Bihar Assembly Speaker Sadanand Singh must have often heard the figures, in and outside the House: 385 kidnappings in the state last year and 73 in the first two months of this year alone; many more, by police admission, unreported; ransom money ranging from hundreds of rupees to lakhs. He must have also seen the government sit through the Opposition tirade impassive, even as kidnappings became a lucrative business for state gangs. But Singh must have never imagined he would one day be in the third corner: a part of the hapless public, a relative desperate for news of an abducted child, knowing the police can do little.

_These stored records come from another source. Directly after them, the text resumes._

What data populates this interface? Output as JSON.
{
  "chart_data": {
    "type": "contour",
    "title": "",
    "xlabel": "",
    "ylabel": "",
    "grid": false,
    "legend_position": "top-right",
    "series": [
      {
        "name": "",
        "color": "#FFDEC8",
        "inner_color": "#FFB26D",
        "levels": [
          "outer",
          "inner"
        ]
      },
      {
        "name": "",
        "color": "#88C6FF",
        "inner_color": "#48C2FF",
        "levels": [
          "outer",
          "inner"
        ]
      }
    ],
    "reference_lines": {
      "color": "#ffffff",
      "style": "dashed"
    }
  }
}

That’s where Singh finds himself since April 23, when the five-year-old grandson of his cousin Subhash Chandra Singh, Sagar, was abducted on way to school from Khalgaon in Bhagalpur district. Apart from a ransom note, there’s no news of the boy, only rumours that he is being shifted from one village to another in the Banka district, some parts of which border Nepal.
Tears in his eyes, Singh recalls how Sagar grew up before his eyes, how the boy would come to his house everytime he was in Bhagalpur and he would talk and play with him. ‘‘I’m satisfied with the Bhagalpur police’s investigation,’’ Singh says. And adds almost as a whisper and prayer: ‘‘But in Banka, the policing is not very effective.’’
If that’s an understatement, Singh won’t admit it. He may be among the VVIPs in Bihar but with the police hunt for Sagar yielding little, he is scared the boy may die due to any wrong move. The Banka district is known as a haven for gangs which specialise in kidnapping in the state and the police believe Sagar is somewhere in the area.
On April 23 morning, Sagar and his four-year-old sister were going to St Joseph’s School located on the National Thermal Power Station premises when the kidnapping occurred. The rickshaw puller taking them to school stopped near a railway station to pick up another boy, when three men approached the two children. The men offered Sagar and his sister toffees and then told the boy his father was waiting around the corner. No one has seen him since. Sagar’s grandfather, Subhash Chandra, is a prominent businessman of Bhagalpur and businessmen have been the favourite victims of kidnapping gangs in the state.
DGP police R.R. Prasad denies the police aren’t doing enough to track Sagar. They have formed a task force to investigate the kidnapping and the gang that is suspected to be behind it. ‘‘We are confident that by Tuesday or Wednesday, there will be some breakthrough in the case,’’ he claims. ‘‘Over 50 people have been taken into custody in this case and we are hopeful.’’
But with experience staring them in the face, Singh and other relatives like him in Bihar are finding it difficult to keep up that hope.